Putting an annual limit on financial exposure would save money for some of the sickest people on Medicare, but it would force nearly everyone else to pay more, Neuman said in the Congressional hearing.

She also said that a variation of the Simpson-Bowles plan would have offered some beneficiaries a 5 percent savings (an average of $1,570 a year) but 71 percent would have faced larger bills (an average increase of $180 a year).

The views of these proposals depend on politics. Conservatives, who worry about the deficit, say measures are needed to slow down Medicare’s growth, while limiting the financial threat to the Medicare beneficiaries with the biggest bills.

Liberals oppose any measure they say would shift expenses to already hard-pressed beneficiaries.

Liberals want more affluent people to pay more. The liberal Center for American Progress has offered this proposal: the out-of-pocket maximum should be $5,000 a year for those with incomes below 400 percent of the federal poverty level; $7,500 a year for people with income between 400 percent and 600 percent of the poverty standard; and $10,000 when income exceeds 600 percent of the poverty level.

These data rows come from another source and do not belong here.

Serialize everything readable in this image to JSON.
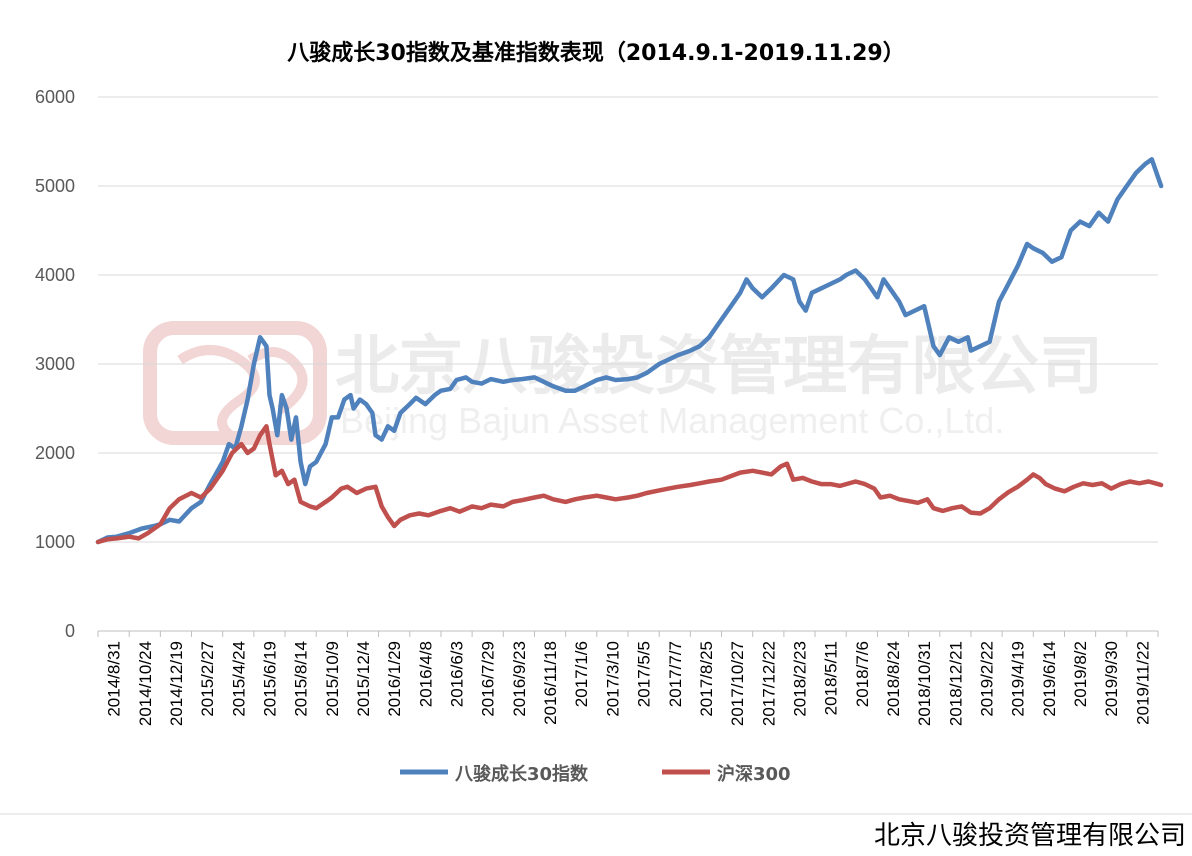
{
  "chart_data": {
    "type": "line",
    "title": "八骏成长30指数及基准指数表现（2014.9.1-2019.11.29）",
    "ylim": [
      0,
      6000
    ],
    "yticks": [
      0,
      1000,
      2000,
      3000,
      4000,
      5000,
      6000
    ],
    "grid": true,
    "legend_position": "bottom",
    "categories": [
      "2014/8/31",
      "2014/10/24",
      "2014/12/19",
      "2015/2/27",
      "2015/4/24",
      "2015/6/19",
      "2015/8/14",
      "2015/10/9",
      "2015/12/4",
      "2016/1/29",
      "2016/4/8",
      "2016/6/3",
      "2016/7/29",
      "2016/9/23",
      "2016/11/18",
      "2017/1/6",
      "2017/3/10",
      "2017/5/5",
      "2017/7/7",
      "2017/8/25",
      "2017/10/27",
      "2017/12/22",
      "2018/2/23",
      "2018/5/11",
      "2018/7/6",
      "2018/8/24",
      "2018/10/31",
      "2018/12/21",
      "2019/2/22",
      "2019/4/19",
      "2019/6/14",
      "2019/8/2",
      "2019/9/30",
      "2019/11/22"
    ],
    "series": [
      {
        "name": "八骏成长30指数",
        "color": "#4f81bd",
        "points": [
          [
            0,
            1000
          ],
          [
            0.3,
            1050
          ],
          [
            0.6,
            1060
          ],
          [
            1,
            1100
          ],
          [
            1.4,
            1150
          ],
          [
            1.8,
            1180
          ],
          [
            2,
            1200
          ],
          [
            2.3,
            1250
          ],
          [
            2.6,
            1230
          ],
          [
            3,
            1380
          ],
          [
            3.3,
            1450
          ],
          [
            3.6,
            1650
          ],
          [
            4,
            1900
          ],
          [
            4.2,
            2100
          ],
          [
            4.4,
            2050
          ],
          [
            4.6,
            2300
          ],
          [
            4.8,
            2600
          ],
          [
            5,
            3000
          ],
          [
            5.2,
            3300
          ],
          [
            5.4,
            3200
          ],
          [
            5.5,
            2650
          ],
          [
            5.6,
            2500
          ],
          [
            5.75,
            2200
          ],
          [
            5.9,
            2650
          ],
          [
            6.05,
            2500
          ],
          [
            6.2,
            2150
          ],
          [
            6.35,
            2400
          ],
          [
            6.5,
            1900
          ],
          [
            6.65,
            1650
          ],
          [
            6.8,
            1850
          ],
          [
            7,
            1900
          ],
          [
            7.3,
            2100
          ],
          [
            7.5,
            2400
          ],
          [
            7.7,
            2400
          ],
          [
            7.9,
            2600
          ],
          [
            8.1,
            2650
          ],
          [
            8.2,
            2500
          ],
          [
            8.4,
            2600
          ],
          [
            8.6,
            2550
          ],
          [
            8.8,
            2450
          ],
          [
            8.9,
            2200
          ],
          [
            9.1,
            2150
          ],
          [
            9.3,
            2300
          ],
          [
            9.5,
            2250
          ],
          [
            9.7,
            2450
          ],
          [
            10,
            2550
          ],
          [
            10.2,
            2620
          ],
          [
            10.5,
            2550
          ],
          [
            10.8,
            2650
          ],
          [
            11,
            2700
          ],
          [
            11.3,
            2720
          ],
          [
            11.5,
            2820
          ],
          [
            11.8,
            2850
          ],
          [
            12,
            2800
          ],
          [
            12.3,
            2780
          ],
          [
            12.6,
            2830
          ],
          [
            13,
            2800
          ],
          [
            13.3,
            2820
          ],
          [
            13.6,
            2830
          ],
          [
            14,
            2850
          ],
          [
            14.3,
            2800
          ],
          [
            14.6,
            2750
          ],
          [
            15,
            2700
          ],
          [
            15.3,
            2700
          ],
          [
            15.6,
            2750
          ],
          [
            16,
            2820
          ],
          [
            16.3,
            2850
          ],
          [
            16.6,
            2820
          ],
          [
            17,
            2830
          ],
          [
            17.3,
            2850
          ],
          [
            17.6,
            2900
          ],
          [
            18,
            3000
          ],
          [
            18.3,
            3050
          ],
          [
            18.6,
            3100
          ],
          [
            19,
            3150
          ],
          [
            19.3,
            3200
          ],
          [
            19.6,
            3300
          ],
          [
            20,
            3500
          ],
          [
            20.3,
            3650
          ],
          [
            20.6,
            3800
          ],
          [
            20.8,
            3950
          ],
          [
            21,
            3850
          ],
          [
            21.3,
            3750
          ],
          [
            21.6,
            3850
          ],
          [
            22,
            4000
          ],
          [
            22.3,
            3950
          ],
          [
            22.5,
            3700
          ],
          [
            22.7,
            3600
          ],
          [
            22.9,
            3800
          ],
          [
            23.2,
            3850
          ],
          [
            23.5,
            3900
          ],
          [
            23.8,
            3950
          ],
          [
            24,
            4000
          ],
          [
            24.3,
            4050
          ],
          [
            24.6,
            3950
          ],
          [
            24.8,
            3850
          ],
          [
            25,
            3750
          ],
          [
            25.2,
            3950
          ],
          [
            25.5,
            3800
          ],
          [
            25.7,
            3700
          ],
          [
            25.9,
            3550
          ],
          [
            26.2,
            3600
          ],
          [
            26.5,
            3650
          ],
          [
            26.8,
            3200
          ],
          [
            27,
            3100
          ],
          [
            27.3,
            3300
          ],
          [
            27.6,
            3250
          ],
          [
            27.9,
            3300
          ],
          [
            28,
            3150
          ],
          [
            28.3,
            3200
          ],
          [
            28.6,
            3250
          ],
          [
            28.9,
            3700
          ],
          [
            29.2,
            3900
          ],
          [
            29.5,
            4100
          ],
          [
            29.8,
            4350
          ],
          [
            30,
            4300
          ],
          [
            30.3,
            4250
          ],
          [
            30.6,
            4150
          ],
          [
            30.9,
            4200
          ],
          [
            31.2,
            4500
          ],
          [
            31.5,
            4600
          ],
          [
            31.8,
            4550
          ],
          [
            32.1,
            4700
          ],
          [
            32.4,
            4600
          ],
          [
            32.7,
            4850
          ],
          [
            33,
            5000
          ],
          [
            33.3,
            5150
          ],
          [
            33.6,
            5250
          ],
          [
            33.8,
            5300
          ],
          [
            34,
            5100
          ],
          [
            34.1,
            5000
          ]
        ]
      },
      {
        "name": "沪深300",
        "color": "#c0504d",
        "points": [
          [
            0,
            1000
          ],
          [
            0.3,
            1030
          ],
          [
            0.6,
            1040
          ],
          [
            1,
            1060
          ],
          [
            1.3,
            1040
          ],
          [
            1.6,
            1100
          ],
          [
            2,
            1200
          ],
          [
            2.3,
            1380
          ],
          [
            2.6,
            1480
          ],
          [
            3,
            1550
          ],
          [
            3.3,
            1500
          ],
          [
            3.6,
            1600
          ],
          [
            4,
            1800
          ],
          [
            4.3,
            2000
          ],
          [
            4.6,
            2100
          ],
          [
            4.8,
            2000
          ],
          [
            5,
            2050
          ],
          [
            5.2,
            2200
          ],
          [
            5.4,
            2300
          ],
          [
            5.5,
            2100
          ],
          [
            5.7,
            1750
          ],
          [
            5.9,
            1800
          ],
          [
            6.1,
            1650
          ],
          [
            6.3,
            1700
          ],
          [
            6.5,
            1450
          ],
          [
            6.8,
            1400
          ],
          [
            7,
            1380
          ],
          [
            7.3,
            1450
          ],
          [
            7.5,
            1500
          ],
          [
            7.8,
            1600
          ],
          [
            8,
            1620
          ],
          [
            8.3,
            1550
          ],
          [
            8.6,
            1600
          ],
          [
            8.9,
            1620
          ],
          [
            9.1,
            1400
          ],
          [
            9.3,
            1280
          ],
          [
            9.5,
            1180
          ],
          [
            9.7,
            1250
          ],
          [
            10,
            1300
          ],
          [
            10.3,
            1320
          ],
          [
            10.6,
            1300
          ],
          [
            11,
            1350
          ],
          [
            11.3,
            1380
          ],
          [
            11.6,
            1340
          ],
          [
            12,
            1400
          ],
          [
            12.3,
            1380
          ],
          [
            12.6,
            1420
          ],
          [
            13,
            1400
          ],
          [
            13.3,
            1450
          ],
          [
            13.6,
            1470
          ],
          [
            14,
            1500
          ],
          [
            14.3,
            1520
          ],
          [
            14.6,
            1480
          ],
          [
            15,
            1450
          ],
          [
            15.3,
            1480
          ],
          [
            15.6,
            1500
          ],
          [
            16,
            1520
          ],
          [
            16.3,
            1500
          ],
          [
            16.6,
            1480
          ],
          [
            17,
            1500
          ],
          [
            17.3,
            1520
          ],
          [
            17.6,
            1550
          ],
          [
            18,
            1580
          ],
          [
            18.3,
            1600
          ],
          [
            18.6,
            1620
          ],
          [
            19,
            1640
          ],
          [
            19.3,
            1660
          ],
          [
            19.6,
            1680
          ],
          [
            20,
            1700
          ],
          [
            20.3,
            1740
          ],
          [
            20.6,
            1780
          ],
          [
            21,
            1800
          ],
          [
            21.3,
            1780
          ],
          [
            21.6,
            1760
          ],
          [
            21.9,
            1850
          ],
          [
            22.1,
            1880
          ],
          [
            22.3,
            1700
          ],
          [
            22.6,
            1720
          ],
          [
            22.9,
            1680
          ],
          [
            23.2,
            1650
          ],
          [
            23.5,
            1650
          ],
          [
            23.8,
            1630
          ],
          [
            24,
            1650
          ],
          [
            24.3,
            1680
          ],
          [
            24.6,
            1650
          ],
          [
            24.9,
            1600
          ],
          [
            25.1,
            1500
          ],
          [
            25.4,
            1520
          ],
          [
            25.7,
            1480
          ],
          [
            26,
            1460
          ],
          [
            26.3,
            1440
          ],
          [
            26.6,
            1480
          ],
          [
            26.8,
            1380
          ],
          [
            27.1,
            1350
          ],
          [
            27.4,
            1380
          ],
          [
            27.7,
            1400
          ],
          [
            28,
            1330
          ],
          [
            28.3,
            1320
          ],
          [
            28.6,
            1380
          ],
          [
            28.9,
            1480
          ],
          [
            29.2,
            1560
          ],
          [
            29.5,
            1620
          ],
          [
            29.8,
            1700
          ],
          [
            30,
            1760
          ],
          [
            30.2,
            1720
          ],
          [
            30.4,
            1650
          ],
          [
            30.7,
            1600
          ],
          [
            31,
            1570
          ],
          [
            31.3,
            1620
          ],
          [
            31.6,
            1660
          ],
          [
            31.9,
            1640
          ],
          [
            32.2,
            1660
          ],
          [
            32.5,
            1600
          ],
          [
            32.8,
            1650
          ],
          [
            33.1,
            1680
          ],
          [
            33.4,
            1660
          ],
          [
            33.7,
            1680
          ],
          [
            34,
            1650
          ],
          [
            34.1,
            1640
          ]
        ]
      }
    ]
  },
  "watermark": {
    "company_cn": "北京八骏投资管理有限公司",
    "company_en": "Beijing Bajun Asset Management Co.,Ltd."
  },
  "footer": {
    "company": "北京八骏投资管理有限公司"
  }
}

AARP, the powerful lobby on behalf of those ages 50 and older, has been studiously neutral in discussions of this issue, offering ammunition to both sides of the argument in a brief by its Public Policy Institute.

“If an annual out-of-pocket spending cap were included in this redesign, Medicare beneficiaries—particularly those with high utilization—would have more financial protection from expenses caused by severe and often unexpected illnesses,” AARP said. “In addition, increased cost-sharing could make beneficiaries more price- sensitive in using health care services, resulting in lower utilization and greater Medicare savings. These savings would improve the long-term stability of the Medicare program for both current and future beneficiaries.”

Then, arguing for the other side, the AARP analysis said, “Medicare beneficiaries, especially those with modest incomes or no supplemental coverage, could find it difficult to afford these cost-sharing requirements. These beneficiaries may decide not to get the medical care that they need in order to avoid paying coinsurance or deductible amounts, which could lead to poorer health outcomes and higher Medicare costs in the long run.”

With AARP viewing the issue as an on-the-one-hand, on-the-other hand hard choice, Congress and the president are certain to tread delicately as they maneuver around this politically explosive issue.